First, on learned routers. The author actually dug into the benchmark and reports that, per LLMRouterBench, «many learned routers barely beat simple baselines, such as keyword/heuristic routing». In other words, expensive learned routing often barely outruns a dumb keyword heuristic. That is exactly the counter-intuitive fact that saves you weeks: before you build a router model, try if-else on request difficulty — there may be no difference. The survey reports this but does not foreground it; I would.
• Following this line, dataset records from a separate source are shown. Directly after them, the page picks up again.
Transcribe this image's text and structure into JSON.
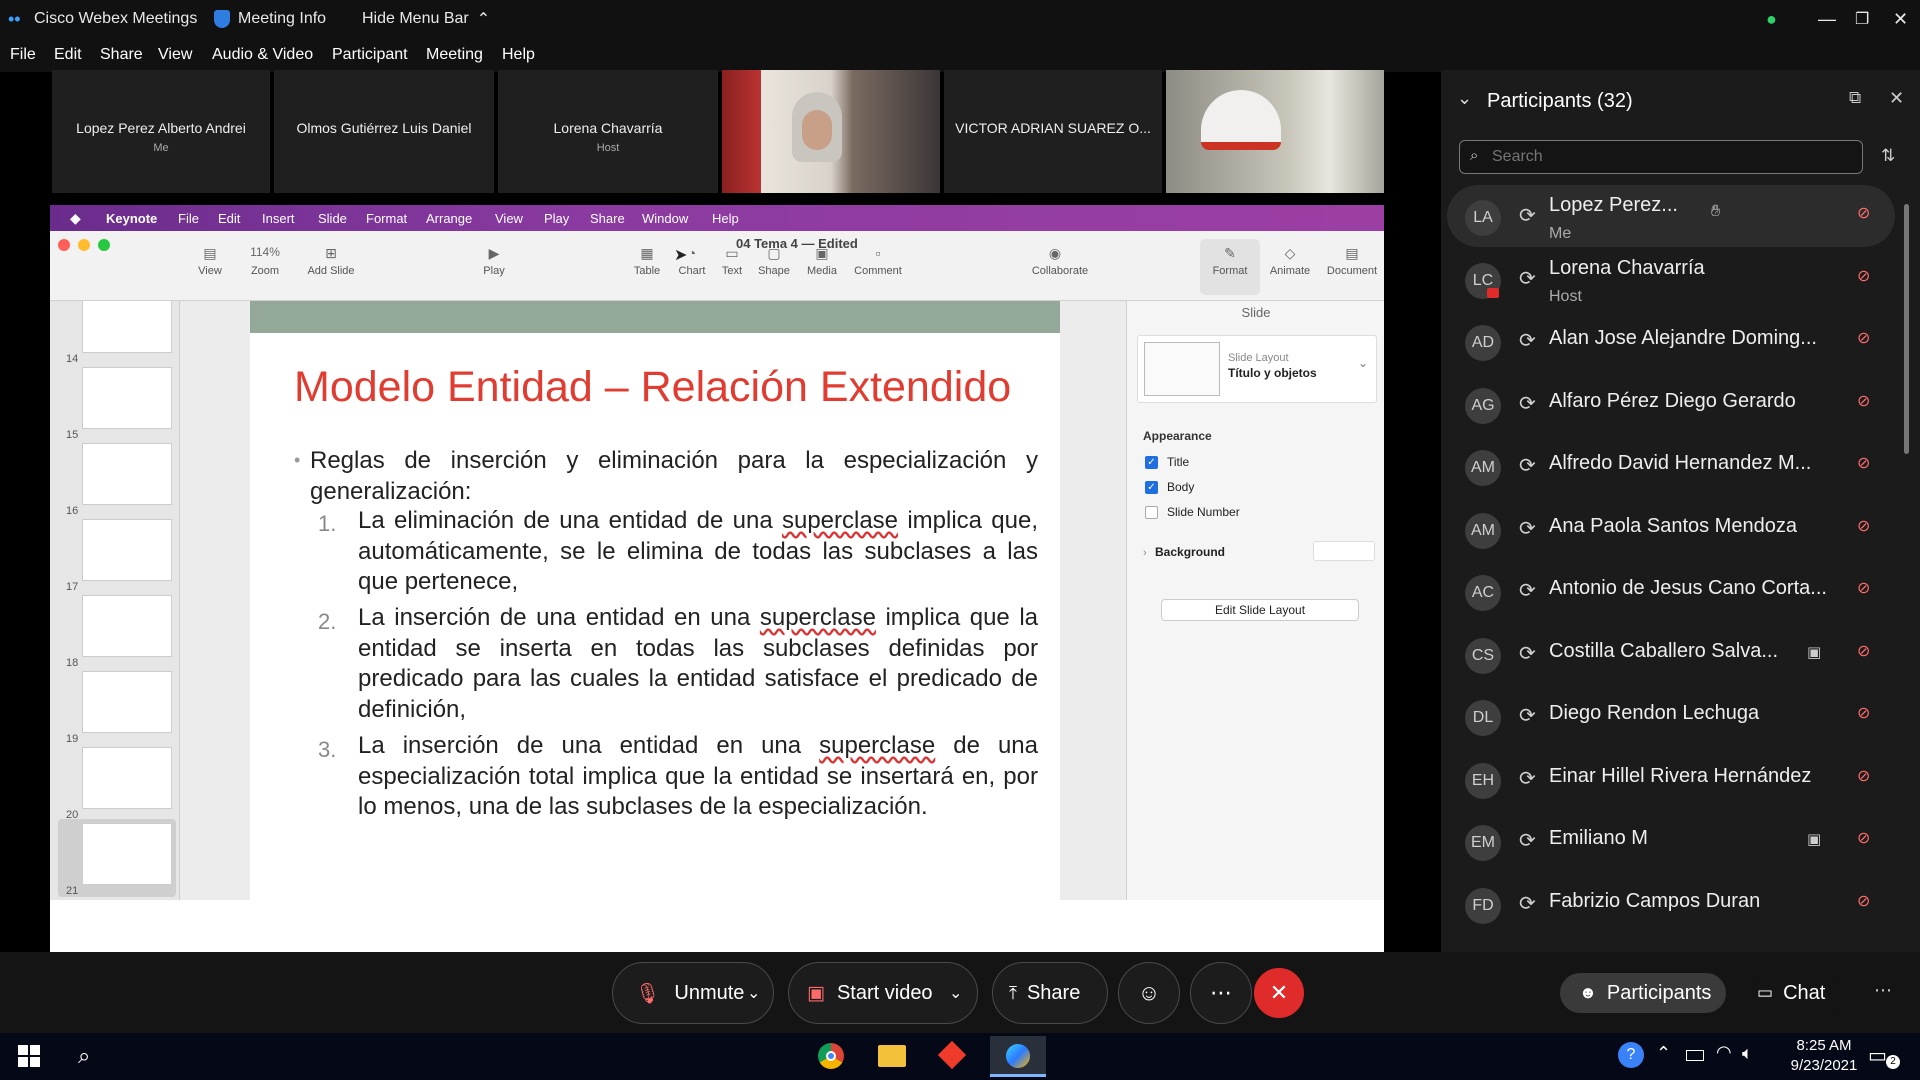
{
  "titlebar": {
    "app_name": "Cisco Webex Meetings",
    "meeting_info": "Meeting Info",
    "hide_menu": "Hide Menu Bar"
  },
  "menu": [
    "File",
    "Edit",
    "Share",
    "View",
    "Audio & Video",
    "Participant",
    "Meeting",
    "Help"
  ],
  "video_tiles": [
    {
      "name": "Lopez Perez Alberto Andrei",
      "sub": "Me"
    },
    {
      "name": "Olmos Gutiérrez Luis Daniel",
      "sub": ""
    },
    {
      "name": "Lorena Chavarría",
      "sub": "Host"
    },
    {
      "name": "",
      "sub": ""
    },
    {
      "name": "VICTOR ADRIAN SUAREZ O...",
      "sub": ""
    },
    {
      "name": "",
      "sub": ""
    }
  ],
  "keynote": {
    "menu": [
      "Keynote",
      "File",
      "Edit",
      "Insert",
      "Slide",
      "Format",
      "Arrange",
      "View",
      "Play",
      "Share",
      "Window",
      "Help"
    ],
    "doc_title": "04 Tema 4 — Edited",
    "toolbar": {
      "zoom_value": "114%",
      "view": "View",
      "zoom": "Zoom",
      "add_slide": "Add Slide",
      "play": "Play",
      "table": "Table",
      "chart": "Chart",
      "text": "Text",
      "shape": "Shape",
      "media": "Media",
      "comment": "Comment",
      "collaborate": "Collaborate",
      "format": "Format",
      "animate": "Animate",
      "document": "Document"
    },
    "thumb_numbers": [
      "14",
      "15",
      "16",
      "17",
      "18",
      "19",
      "20",
      "21"
    ],
    "slide": {
      "title": "Modelo Entidad – Relación Extendido",
      "bullet": "Reglas de inserción y eliminación para la especialización y generalización:",
      "items": [
        {
          "num": "1.",
          "a": "La eliminación de una entidad de una ",
          "sq": "superclase",
          "b": " implica que, automáticamente, se le elimina de todas las subclases a las que pertenece,"
        },
        {
          "num": "2.",
          "a": "La inserción de una entidad en una ",
          "sq": "superclase",
          "b": " implica que la entidad se inserta en todas las subclases definidas por predicado para las cuales la entidad satisface el predicado de definición,"
        },
        {
          "num": "3.",
          "a": "La inserción de una entidad en una ",
          "sq": "superclase",
          "b": " de una especialización total implica que la entidad se insertará en, por lo menos, una de las subclases de la especialización."
        }
      ]
    },
    "inspector": {
      "tab": "Slide",
      "layout_label": "Slide Layout",
      "layout_value": "Título y objetos",
      "appearance": "Appearance",
      "title_chk": "Title",
      "body_chk": "Body",
      "slide_number_chk": "Slide Number",
      "background": "Background",
      "edit_layout": "Edit Slide Layout"
    }
  },
  "participants_panel": {
    "title": "Participants (32)",
    "search_placeholder": "Search",
    "list": [
      {
        "initials": "LA",
        "name": "Lopez Perez...",
        "sub": "Me",
        "video": false
      },
      {
        "initials": "LC",
        "name": "Lorena Chavarría",
        "sub": "Host",
        "video": false
      },
      {
        "initials": "AD",
        "name": "Alan Jose Alejandre Doming...",
        "sub": "",
        "video": false
      },
      {
        "initials": "AG",
        "name": "Alfaro Pérez Diego Gerardo",
        "sub": "",
        "video": false
      },
      {
        "initials": "AM",
        "name": "Alfredo David Hernandez M...",
        "sub": "",
        "video": false
      },
      {
        "initials": "AM",
        "name": "Ana Paola Santos Mendoza",
        "sub": "",
        "video": false
      },
      {
        "initials": "AC",
        "name": "Antonio de Jesus Cano Corta...",
        "sub": "",
        "video": false
      },
      {
        "initials": "CS",
        "name": "Costilla Caballero Salva...",
        "sub": "",
        "video": true
      },
      {
        "initials": "DL",
        "name": "Diego Rendon Lechuga",
        "sub": "",
        "video": false
      },
      {
        "initials": "EH",
        "name": "Einar Hillel Rivera Hernández",
        "sub": "",
        "video": false
      },
      {
        "initials": "EM",
        "name": "Emiliano M",
        "sub": "",
        "video": true
      },
      {
        "initials": "FD",
        "name": "Fabrizio Campos Duran",
        "sub": "",
        "video": false
      }
    ]
  },
  "controls": {
    "unmute": "Unmute",
    "start_video": "Start video",
    "share": "Share",
    "participants": "Participants",
    "chat": "Chat"
  },
  "taskbar": {
    "time": "8:25 AM",
    "date": "9/23/2021",
    "notif_count": "2"
  },
  "colors": {
    "accent_red": "#e02b2b",
    "slide_title": "#e03c31",
    "panel_bg": "#1b1b1b"
  }
}
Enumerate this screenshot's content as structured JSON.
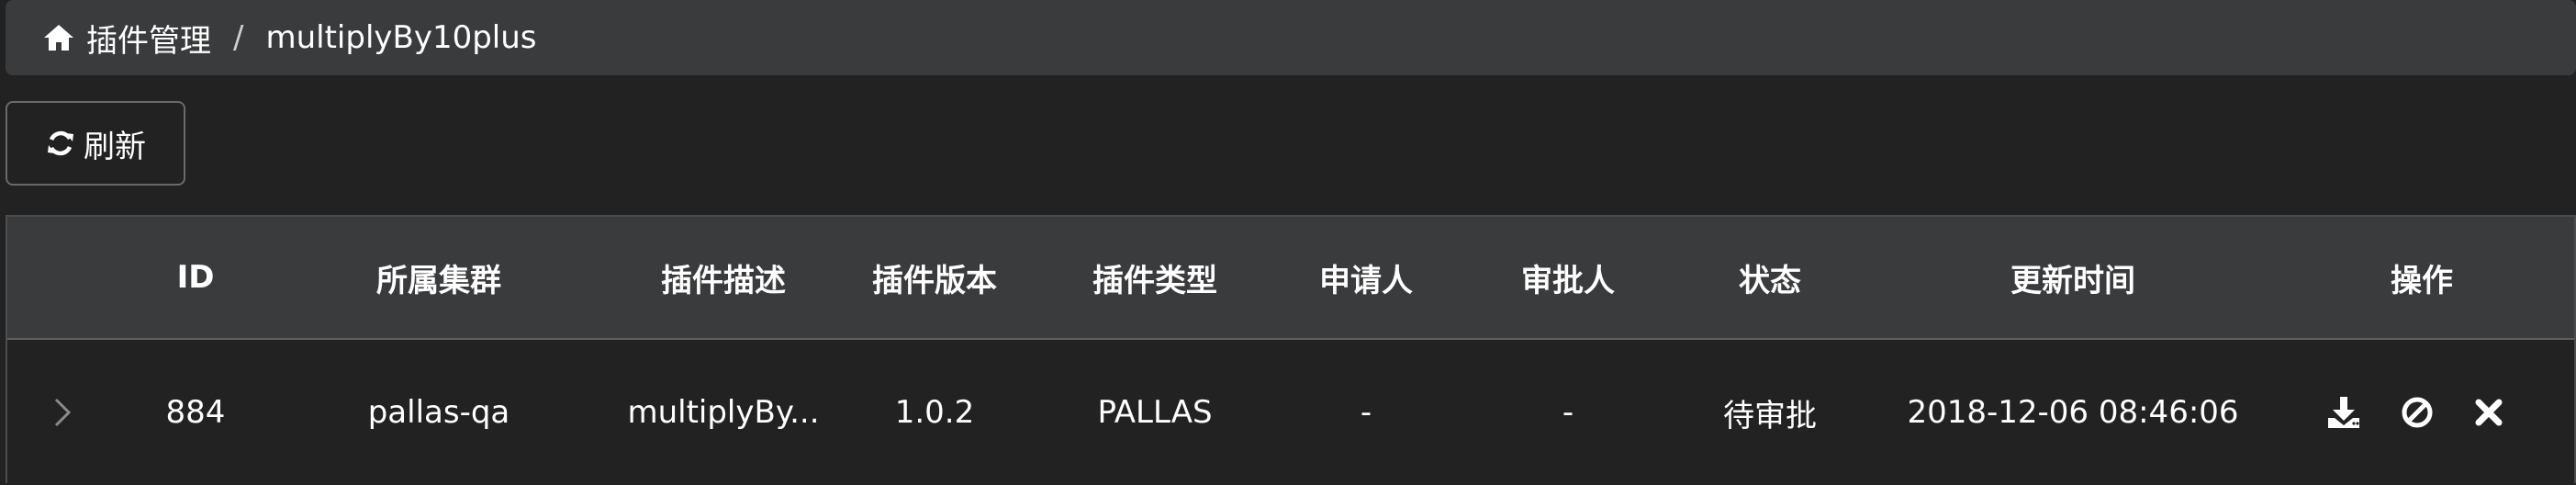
{
  "breadcrumb": {
    "root_label": "插件管理",
    "separator": "/",
    "current": "multiplyBy10plus"
  },
  "toolbar": {
    "refresh_label": "刷新"
  },
  "table": {
    "headers": [
      "ID",
      "所属集群",
      "插件描述",
      "插件版本",
      "插件类型",
      "申请人",
      "审批人",
      "状态",
      "更新时间",
      "操作"
    ],
    "rows": [
      {
        "id": "884",
        "cluster": "pallas-qa",
        "description": "multiplyBy...",
        "version": "1.0.2",
        "type": "PALLAS",
        "applicant": "-",
        "approver": "-",
        "status": "待审批",
        "updated": "2018-12-06 08:46:06",
        "actions": [
          "download-icon",
          "ban-icon",
          "close-icon"
        ]
      }
    ]
  }
}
Second, on subagents. They are sold as a way to cut cost, yet by the author's own numbers subagents shave «around 11% from the “no routing” option». Eleven percent is not a cost story. The reason is stated plainly: «the orchestrator often still stays in the loop for planning, synthesis, and retries». The orchestrator stays in the loop, so the large model still burns tokens. The real win of subagents is context isolation, not price. That is exactly what I keep them for: a separate subagent does not pollute the main loop's working state with its grep exhaust and logs. Anyone spinning up subagents to save money bought the wrong tool.
From the context-cleanup techniques, one claim is useful — the author frames it as two tiers of work: it is not enough to "compress the chat," you also have to «keep things clean as you add them to the working state». This matches what I do by hand: raw exhaust goes to an archive, and only what the next step needs goes into active context. Here she also cites Jia et al. on SWE-bench Verified — per the article, at 6x compression you get «a 5.0–9.2% improvement in issue resolution rates». I take that as one paper's reported result, not as a law: compaction helps quality too, but the number comes from a single experiment.
Where it is thin and where it is over-sold
The figure to treat with most skepticism is cascade savings. The author mentions the open-source CascadeFlow, which «claims 69% savings and 96% quality retention». It sounds like a jackpot, but the honest caveat follows immediately: «the prompts they tested had verifiable ground truth, such as math answers and multiple choice». That is the catch. 69% is a benchmark-flattered number: a cascade shines exactly where there is a verifiable ground truth (math, multiple choice) and a cheap "checker" can confidently reject a bad answer. On my work — code, review, ambiguous text — there is no verifiable ground truth, the cheap model is "confidently wrong," and the threshold has to be set conservatively, which eats the savings. I do not carry 69% into my head as an expectation.
The section on lazy-loading tools is correct, but the author herself grounds expectations: prompt caching and lazy-loading together are «not a huge change» on savings, and the value of tool search «isn’t just about savings» — it is about context cleanliness. Agreed; for money this is not the lever.
Semantic caching is described more honestly than usual: the author flatly calls it «a bit of a project» with a pile of pitfalls — similarity thresholds, TTL, multi-turn, separating users. And a sound piece of advice: enable it «after you see repetition in the logs rather than at the start». For a Q/A bot, maybe; for an agent firing unique requests, almost certainly not.
Verdict: good map, shallow terrain
This is a solid survey with a rare virtue — it is honest about trade-offs, it does not sell a silver bullet, and it deflates its own loud numbers. For someone building their first harness it is a reasonable starting point: four techniques, four calculators, clear boundaries of applicability.
But if you already have a working harness, the value here is not the catalogue — it is the two counter-intuitive facts: learned routers barely beat heuristics, and subagents save on the order of 11% (and you take them for isolation, not for money). Those I keep. Plus, for myself, the thought the survey never followed through: cache TTL is not a line about server memory, it is the clock rate you have to tune the rhythm of long loops and deferred wake-ups against.